C’est pas des maths ça ! (Épisode 1)

C’est l’avis d’élèves de troisième et de quatrième années professionnelles quand on leur donne des exemples de ce que sont les statistiques dans la vie de tous les jours…

Questionnés, avant d’entamer le travail, sur ce que signifie le terme statistique, ils restent cois. Quand nous tentons de leur faire voir de quoi il s’agit, au travers d’exemples extraits du quotidien comme les analyses de matchs de foot (nombre de coups de coin, possession de balle, assists et buts marqués par match pour tel joueur…) et les élections (de miss Liège, de l’Oscar du meilleur acteur, du président des États-Unis, des députés belges…), les élèves réagissent : « C’est pas des maths ça ! »

Pas que des calculs

Ont-ils si bien assimilé que les maths, c’est faire des calculs, étudier des règles et des définitions ? Que les maths, c’est aussi éloigné de la vie des gens que Cendrillon l’est de la leur ? Sauf que les maths, ce n’est pas un conte de fée. Ils n’ont peut-être jamais eu de cours de traitement de données en primaire ou en début de secondaire, parce que leurs enseignants ont fait passer cette matière à la trappe. Et s’ils en ont eu un, cela se résume à des calculs, soit de moyennes, soit d’angles de quartiers de tarte qui correspondaient à on ne sait plus quoi, soit…
Nous avons consulté plusieurs manuels de mathématiques actuellement utilisés dans le secondaire. Très peu d’entre eux consacrent du temps à l’apprentissage des valeurs autres que la moyenne pour caractériser une population. De plus, celle-ci est le plus souvent réduite au résultat d’un calcul et abordée de manière très abstraite, sans aucun sens ni contexte.
La quasi-totalité de ces livres présentent les données uniquement sous la forme de tableaux indiquant déjà les effectifs, les fréquences, etc. N’est-ce pas faire fi de la richesse d’une situation où il s’agit de traiter une série brute de données, de les ordonner, de les classer pour ensuite les analyser, les comparer, les interpréter et en tirer des conclusions.
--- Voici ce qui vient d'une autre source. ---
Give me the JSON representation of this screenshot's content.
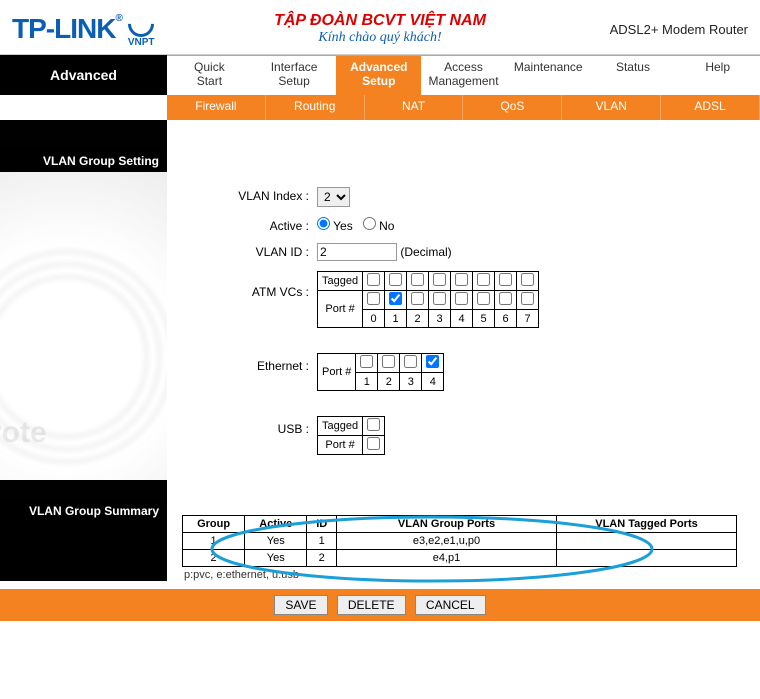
{
  "header": {
    "logo_text": "TP-LINK",
    "vnpt_label": "VNPT",
    "title_line1": "TẬP ĐOÀN BCVT VIỆT NAM",
    "title_line2": "Kính chào quý khách!",
    "product": "ADSL2+ Modem Router"
  },
  "nav": {
    "left_label": "Advanced",
    "tabs": [
      {
        "l1": "Quick",
        "l2": "Start"
      },
      {
        "l1": "Interface",
        "l2": "Setup"
      },
      {
        "l1": "Advanced",
        "l2": "Setup"
      },
      {
        "l1": "Access",
        "l2": "Management"
      },
      {
        "l1": "Maintenance",
        "l2": ""
      },
      {
        "l1": "Status",
        "l2": ""
      },
      {
        "l1": "Help",
        "l2": ""
      }
    ],
    "active_tab_index": 2,
    "subtabs": [
      "Firewall",
      "Routing",
      "NAT",
      "QoS",
      "VLAN",
      "ADSL"
    ]
  },
  "section1": {
    "title": "VLAN Group Setting"
  },
  "form": {
    "vlan_index_label": "VLAN Index :",
    "vlan_index_value": "2",
    "active_label": "Active :",
    "active_yes": "Yes",
    "active_no": "No",
    "vlan_id_label": "VLAN ID :",
    "vlan_id_value": "2",
    "vlan_id_hint": "(Decimal)",
    "atm_vcs_label": "ATM VCs :",
    "ethernet_label": "Ethernet :",
    "usb_label": "USB :",
    "tagged_lbl": "Tagged",
    "port_lbl": "Port #",
    "atm_ports": [
      "0",
      "1",
      "2",
      "3",
      "4",
      "5",
      "6",
      "7"
    ],
    "atm_port_checked_index": 1,
    "eth_ports": [
      "1",
      "2",
      "3",
      "4"
    ],
    "eth_port_checked_index": 3
  },
  "section2": {
    "title": "VLAN Group Summary",
    "headers": [
      "Group",
      "Active",
      "ID",
      "VLAN Group Ports",
      "VLAN Tagged Ports"
    ],
    "rows": [
      {
        "group": "1",
        "active": "Yes",
        "id": "1",
        "ports": "e3,e2,e1,u,p0",
        "tagged": ""
      },
      {
        "group": "2",
        "active": "Yes",
        "id": "2",
        "ports": "e4,p1",
        "tagged": ""
      }
    ],
    "legend": "p:pvc, e:ethernet, u:usb"
  },
  "buttons": {
    "save": "SAVE",
    "delete": "DELETE",
    "cancel": "CANCEL"
  },
  "watermark": "Prote"
}
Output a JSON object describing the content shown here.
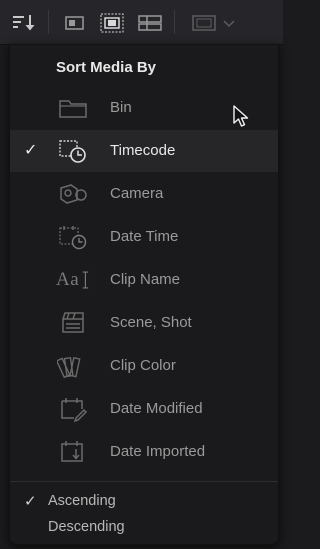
{
  "menu": {
    "title": "Sort Media By",
    "items": [
      {
        "label": "Bin",
        "icon": "folder-icon",
        "selected": false
      },
      {
        "label": "Timecode",
        "icon": "timecode-icon",
        "selected": true
      },
      {
        "label": "Camera",
        "icon": "camera-icon",
        "selected": false
      },
      {
        "label": "Date Time",
        "icon": "date-time-icon",
        "selected": false
      },
      {
        "label": "Clip Name",
        "icon": "clip-name-icon",
        "selected": false
      },
      {
        "label": "Scene, Shot",
        "icon": "clapperboard-icon",
        "selected": false
      },
      {
        "label": "Clip Color",
        "icon": "color-swatch-icon",
        "selected": false
      },
      {
        "label": "Date Modified",
        "icon": "calendar-edit-icon",
        "selected": false
      },
      {
        "label": "Date Imported",
        "icon": "calendar-import-icon",
        "selected": false
      }
    ],
    "check_mark": "✓",
    "order": [
      {
        "label": "Ascending",
        "selected": true
      },
      {
        "label": "Descending",
        "selected": false
      }
    ],
    "clip_name_glyph": "Aa"
  },
  "toolbar": {
    "sort_icon": "sort-icon",
    "view_icons": [
      "thumbnail-view-icon",
      "filmstrip-view-icon",
      "list-view-icon"
    ],
    "extra_icon": "viewer-icon"
  },
  "colors": {
    "background": "#1b1b1d",
    "menu_background": "#1a1a1c",
    "selected_row": "#262629",
    "text": "#9a9a9a",
    "text_active": "#e8e8e8"
  }
}
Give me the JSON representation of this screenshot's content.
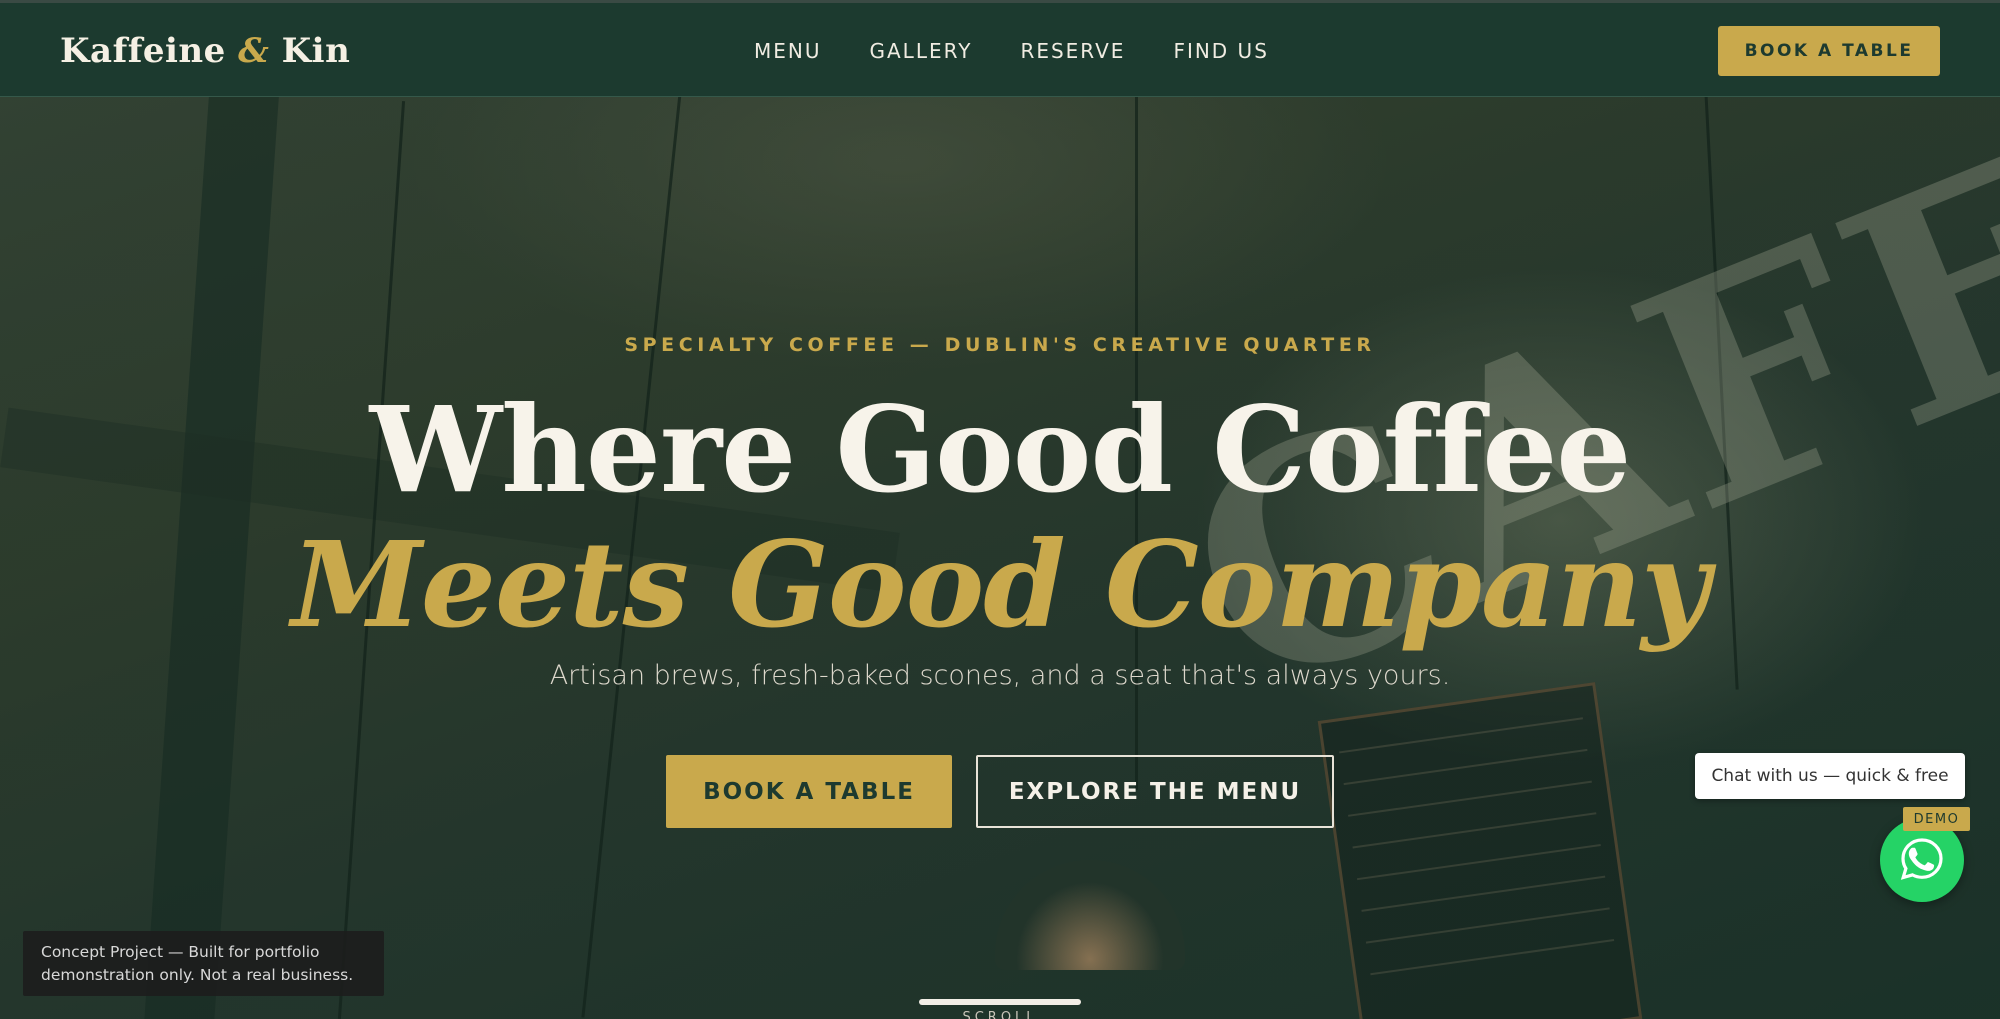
{
  "header": {
    "logo_part1": "Kaffeine",
    "logo_amp": "&",
    "logo_part2": "Kin",
    "nav": [
      {
        "label": "MENU"
      },
      {
        "label": "GALLERY"
      },
      {
        "label": "RESERVE"
      },
      {
        "label": "FIND US"
      }
    ],
    "cta_label": "BOOK A TABLE"
  },
  "hero": {
    "eyebrow": "SPECIALTY COFFEE — DUBLIN'S CREATIVE QUARTER",
    "headline_line1": "Where Good Coffee",
    "headline_line2": "Meets Good Company",
    "subhead": "Artisan brews, fresh-baked scones, and a seat that's always yours.",
    "primary_cta": "BOOK A TABLE",
    "secondary_cta": "EXPLORE THE MENU",
    "scroll_label": "SCROLL"
  },
  "chat": {
    "bubble_text": "Chat with us — quick & free",
    "badge": "DEMO",
    "icon": "whatsapp-icon"
  },
  "notice": {
    "line1": "Concept Project — Built for portfolio",
    "line2": "demonstration only. Not a real business."
  },
  "colors": {
    "brand_green": "#1c3a2f",
    "accent_gold": "#c9a94c",
    "cream": "#f7f3ea",
    "whatsapp_green": "#25d366"
  }
}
Par ailleurs, au lieu de proposer de vraies situations faisant intervenir les outils statistiques, les problèmes sont parfois déguisés, montés de toute pièce, ce qui appauvrit l’étude du point de vue pédagogique. Enfin, lors de la construction de graphiques, les élèves se voient trop souvent imposer un type de graphique à réaliser (dont la forme, axes pour le cartésien, cercle pour le circulaire, est déjà dessinée, ce qui ne laisse pas les apprenants réfléchir sur la façon de les réaliser), alors qu’il serait bien plus instructif et sensé de laisser les élèves choisir le graphique adéquat et de justifier leur choix.
De manière générale, les élèves sont donc drillés à calculer, mais n’utilisent pas les calculs effectués et leur esprit critique pour répondre aux questions posées. Ils étudient les statistiques comme une suite de techniques qu’ils appliquent sans réfléchir.

Élection du délégué

À rebours, les activités qui font l’objet de cette saga s’insèrent dans un contexte réel ou réaliste et font appel à l’intuition, à l’expérimentation, à la compréhension première et à l’argumentation des solutions proposées. Ces activités ont été menées dans des classes de deuxième année de l’enseignement général à Saint-Roch Ferrières (une école au milieu des bois), dans des classes de troisième et de quatrième années professionnelles à Saint-Louis Amercoeur (une école au cœur, même pas amer, de la cité) et en quatrième qualification à l’Institut Notre-Dame de Malmédy (c’est l’Ardenne)[1] Nous profitons de l’occasion pour remercier Messieurs Janssens et Tollet, Madame Bourgeois de nous avoir accueillis dans leurs classes.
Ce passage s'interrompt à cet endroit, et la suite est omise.